The main advantage of trading using opposite Atmos Energy and FirstEnergy positions is that it hedges away some unsystematic risk. Because of two separate transactions, even if Atmos Energy position performs unexpectedly, FirstEnergy can make up some of the losses. Pair trading also minimizes risk from directional movements in the market.
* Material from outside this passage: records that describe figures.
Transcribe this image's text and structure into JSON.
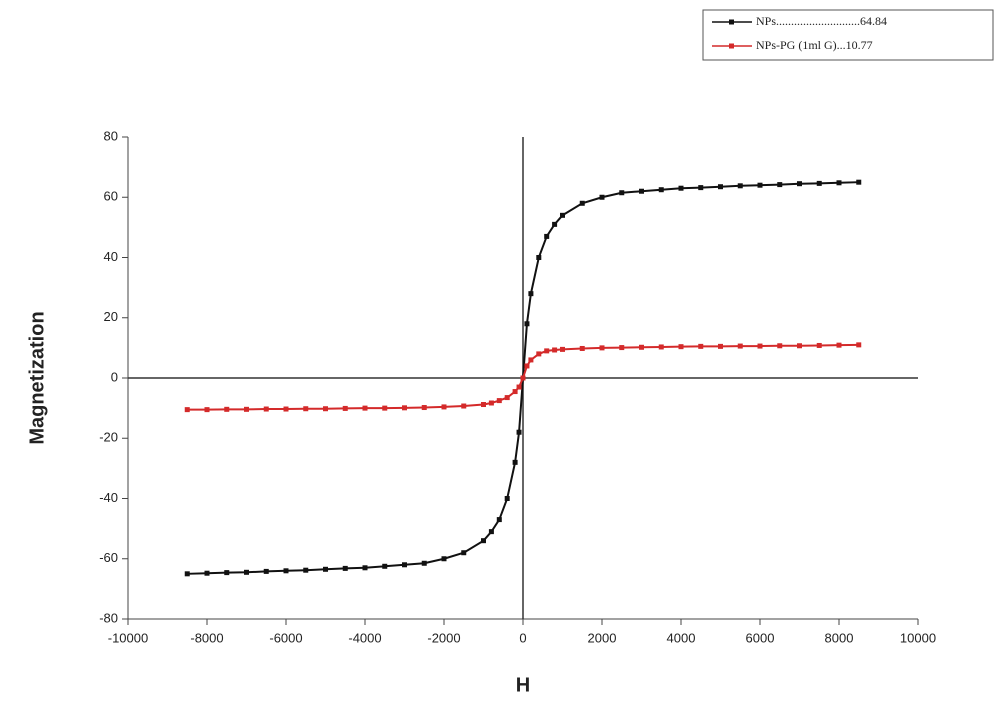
{
  "chart_data": {
    "type": "line",
    "x_label": "H",
    "y_label": "Magnetization",
    "x": [
      -8500,
      -8000,
      -7500,
      -7000,
      -6500,
      -6000,
      -5500,
      -5000,
      -4500,
      -4000,
      -3500,
      -3000,
      -2500,
      -2000,
      -1500,
      -1000,
      -800,
      -600,
      -400,
      -200,
      -100,
      0,
      100,
      200,
      400,
      600,
      800,
      1000,
      1500,
      2000,
      2500,
      3000,
      3500,
      4000,
      4500,
      5000,
      5500,
      6000,
      6500,
      7000,
      7500,
      8000,
      8500
    ],
    "series": [
      {
        "name": "NPs............................64.84",
        "color": "#111111",
        "values": [
          -65,
          -64.8,
          -64.6,
          -64.5,
          -64.2,
          -64,
          -63.8,
          -63.5,
          -63.2,
          -63,
          -62.5,
          -62,
          -61.5,
          -60,
          -58,
          -54,
          -51,
          -47,
          -40,
          -28,
          -18,
          0,
          18,
          28,
          40,
          47,
          51,
          54,
          58,
          60,
          61.5,
          62,
          62.5,
          63,
          63.2,
          63.5,
          63.8,
          64,
          64.2,
          64.5,
          64.6,
          64.8,
          65
        ]
      },
      {
        "name": "NPs-PG (1ml G)...10.77",
        "color": "#d42a2a",
        "values": [
          -10.5,
          -10.5,
          -10.4,
          -10.4,
          -10.3,
          -10.3,
          -10.2,
          -10.2,
          -10.1,
          -10,
          -10,
          -9.9,
          -9.8,
          -9.6,
          -9.3,
          -8.8,
          -8.3,
          -7.5,
          -6.5,
          -4.5,
          -3,
          0,
          4,
          6,
          8,
          9,
          9.3,
          9.5,
          9.8,
          10,
          10.1,
          10.2,
          10.3,
          10.4,
          10.5,
          10.5,
          10.6,
          10.6,
          10.7,
          10.7,
          10.8,
          10.9,
          11
        ]
      }
    ],
    "xlim": [
      -10000,
      10000
    ],
    "xticks": [
      -10000,
      -8000,
      -6000,
      -4000,
      -2000,
      0,
      2000,
      4000,
      6000,
      8000,
      10000
    ],
    "ylim": [
      -80,
      80
    ],
    "yticks": [
      -80,
      -60,
      -40,
      -20,
      0,
      20,
      40,
      60,
      80
    ]
  }
}
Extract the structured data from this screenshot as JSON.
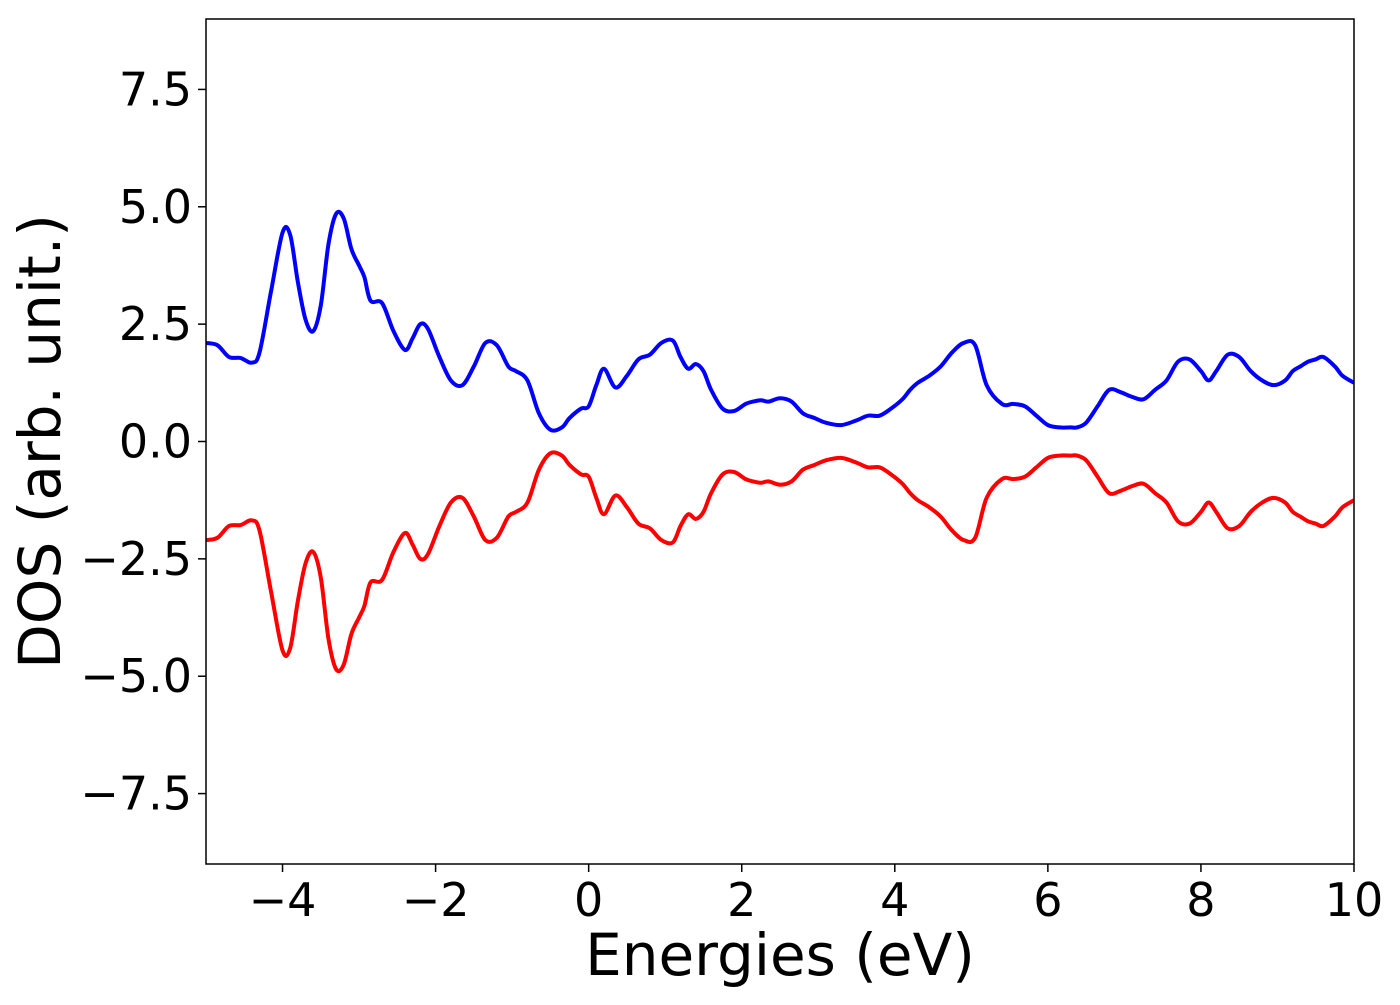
{
  "chart_data": {
    "type": "line",
    "xlabel": "Energies (eV)",
    "ylabel": "DOS (arb. unit.)",
    "xlim": [
      -5,
      10
    ],
    "ylim": [
      -9,
      9
    ],
    "xticks": [
      -4,
      -2,
      0,
      2,
      4,
      6,
      8,
      10
    ],
    "yticks": [
      -7.5,
      -5.0,
      -2.5,
      0.0,
      2.5,
      5.0,
      7.5
    ],
    "xtick_labels": [
      "−4",
      "−2",
      "0",
      "2",
      "4",
      "6",
      "8",
      "10"
    ],
    "ytick_labels": [
      "−7.5",
      "−5.0",
      "−2.5",
      "0.0",
      "2.5",
      "5.0",
      "7.5"
    ],
    "grid": false,
    "legend": "none",
    "series": [
      {
        "color": "#0000ff",
        "x": [
          -5.0,
          -4.85,
          -4.7,
          -4.55,
          -4.4,
          -4.3,
          -4.15,
          -4.0,
          -3.9,
          -3.8,
          -3.7,
          -3.6,
          -3.5,
          -3.4,
          -3.3,
          -3.2,
          -3.1,
          -3.0,
          -2.93,
          -2.85,
          -2.7,
          -2.55,
          -2.4,
          -2.3,
          -2.2,
          -2.1,
          -1.95,
          -1.8,
          -1.65,
          -1.5,
          -1.35,
          -1.2,
          -1.05,
          -0.95,
          -0.8,
          -0.65,
          -0.5,
          -0.35,
          -0.25,
          -0.1,
          0.0,
          0.1,
          0.2,
          0.35,
          0.5,
          0.65,
          0.8,
          0.95,
          1.1,
          1.2,
          1.3,
          1.4,
          1.5,
          1.6,
          1.75,
          1.9,
          2.05,
          2.15,
          2.25,
          2.35,
          2.5,
          2.65,
          2.8,
          2.95,
          3.1,
          3.3,
          3.5,
          3.65,
          3.8,
          3.95,
          4.1,
          4.2,
          4.3,
          4.45,
          4.6,
          4.75,
          4.9,
          5.05,
          5.2,
          5.4,
          5.55,
          5.7,
          5.85,
          6.0,
          6.15,
          6.3,
          6.38,
          6.5,
          6.65,
          6.8,
          6.95,
          7.1,
          7.25,
          7.4,
          7.55,
          7.7,
          7.85,
          8.0,
          8.1,
          8.2,
          8.35,
          8.5,
          8.65,
          8.8,
          8.95,
          9.1,
          9.2,
          9.3,
          9.4,
          9.5,
          9.6,
          9.75,
          9.85,
          10.0
        ],
        "y": [
          2.1,
          2.05,
          1.8,
          1.78,
          1.68,
          1.9,
          3.2,
          4.45,
          4.4,
          3.4,
          2.6,
          2.35,
          2.9,
          4.2,
          4.85,
          4.75,
          4.1,
          3.75,
          3.5,
          3.0,
          2.95,
          2.35,
          1.95,
          2.2,
          2.5,
          2.4,
          1.8,
          1.3,
          1.2,
          1.6,
          2.1,
          2.05,
          1.6,
          1.5,
          1.3,
          0.6,
          0.25,
          0.3,
          0.5,
          0.7,
          0.75,
          1.2,
          1.55,
          1.15,
          1.4,
          1.75,
          1.85,
          2.1,
          2.15,
          1.8,
          1.55,
          1.65,
          1.5,
          1.1,
          0.7,
          0.65,
          0.8,
          0.85,
          0.88,
          0.85,
          0.92,
          0.85,
          0.6,
          0.5,
          0.4,
          0.35,
          0.45,
          0.55,
          0.55,
          0.7,
          0.9,
          1.1,
          1.25,
          1.4,
          1.6,
          1.9,
          2.1,
          2.05,
          1.2,
          0.8,
          0.8,
          0.75,
          0.55,
          0.35,
          0.3,
          0.3,
          0.3,
          0.4,
          0.75,
          1.1,
          1.05,
          0.95,
          0.9,
          1.1,
          1.3,
          1.7,
          1.75,
          1.5,
          1.3,
          1.5,
          1.85,
          1.8,
          1.5,
          1.3,
          1.2,
          1.3,
          1.5,
          1.6,
          1.7,
          1.75,
          1.8,
          1.6,
          1.4,
          1.25
        ]
      },
      {
        "color": "#ff0000",
        "x": [
          -5.0,
          -4.85,
          -4.7,
          -4.55,
          -4.4,
          -4.3,
          -4.15,
          -4.0,
          -3.9,
          -3.8,
          -3.7,
          -3.6,
          -3.5,
          -3.4,
          -3.3,
          -3.2,
          -3.1,
          -3.0,
          -2.93,
          -2.85,
          -2.7,
          -2.55,
          -2.4,
          -2.3,
          -2.2,
          -2.1,
          -1.95,
          -1.8,
          -1.65,
          -1.5,
          -1.35,
          -1.2,
          -1.05,
          -0.95,
          -0.8,
          -0.65,
          -0.5,
          -0.35,
          -0.25,
          -0.1,
          0.0,
          0.1,
          0.2,
          0.35,
          0.5,
          0.65,
          0.8,
          0.95,
          1.1,
          1.2,
          1.3,
          1.4,
          1.5,
          1.6,
          1.75,
          1.9,
          2.05,
          2.15,
          2.25,
          2.35,
          2.5,
          2.65,
          2.8,
          2.95,
          3.1,
          3.3,
          3.5,
          3.65,
          3.8,
          3.95,
          4.1,
          4.2,
          4.3,
          4.45,
          4.6,
          4.75,
          4.9,
          5.05,
          5.2,
          5.4,
          5.55,
          5.7,
          5.85,
          6.0,
          6.15,
          6.3,
          6.38,
          6.5,
          6.65,
          6.8,
          6.95,
          7.1,
          7.25,
          7.4,
          7.55,
          7.7,
          7.85,
          8.0,
          8.1,
          8.2,
          8.35,
          8.5,
          8.65,
          8.8,
          8.95,
          9.1,
          9.2,
          9.3,
          9.4,
          9.5,
          9.6,
          9.75,
          9.85,
          10.0
        ],
        "y": [
          -2.1,
          -2.05,
          -1.8,
          -1.78,
          -1.68,
          -1.9,
          -3.2,
          -4.45,
          -4.4,
          -3.4,
          -2.6,
          -2.35,
          -2.9,
          -4.2,
          -4.85,
          -4.75,
          -4.1,
          -3.75,
          -3.5,
          -3.0,
          -2.95,
          -2.35,
          -1.95,
          -2.2,
          -2.5,
          -2.4,
          -1.8,
          -1.3,
          -1.2,
          -1.6,
          -2.1,
          -2.05,
          -1.6,
          -1.5,
          -1.3,
          -0.6,
          -0.25,
          -0.3,
          -0.5,
          -0.7,
          -0.75,
          -1.2,
          -1.55,
          -1.15,
          -1.4,
          -1.75,
          -1.85,
          -2.1,
          -2.15,
          -1.8,
          -1.55,
          -1.65,
          -1.5,
          -1.1,
          -0.7,
          -0.65,
          -0.8,
          -0.85,
          -0.88,
          -0.85,
          -0.92,
          -0.85,
          -0.6,
          -0.5,
          -0.4,
          -0.35,
          -0.45,
          -0.55,
          -0.55,
          -0.7,
          -0.9,
          -1.1,
          -1.25,
          -1.4,
          -1.6,
          -1.9,
          -2.1,
          -2.05,
          -1.2,
          -0.8,
          -0.8,
          -0.75,
          -0.55,
          -0.35,
          -0.3,
          -0.3,
          -0.3,
          -0.4,
          -0.75,
          -1.1,
          -1.05,
          -0.95,
          -0.9,
          -1.1,
          -1.3,
          -1.7,
          -1.75,
          -1.5,
          -1.3,
          -1.5,
          -1.85,
          -1.8,
          -1.5,
          -1.3,
          -1.2,
          -1.3,
          -1.5,
          -1.6,
          -1.7,
          -1.75,
          -1.8,
          -1.6,
          -1.4,
          -1.25
        ]
      }
    ]
  }
}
For example, if an entire industry or sector drops because of unexpected headlines, the short position in FirstEnergy will offset losses from the drop in FirstEnergy's long position.
The idea behind Atmos Energy and FirstEnergy pairs trading is to make the combined position market-neutral, meaning the overall market's direction will not affect its win or loss (or potential downside or upside). This can be achieved by designing a pairs trade with two highly correlated stocks or equities that operate in a similar space or sector, making it possible to obtain profits through simple and relatively low-risk investment.
Check out your portfolio center.
Note that this page's information should be used as a complementary analysis to find the right mix of equity instruments to add to your existing portfolios or create a brand new portfolio. You can also try the FinTech Suite module to use AI to screen and filter profitable investment opportunities.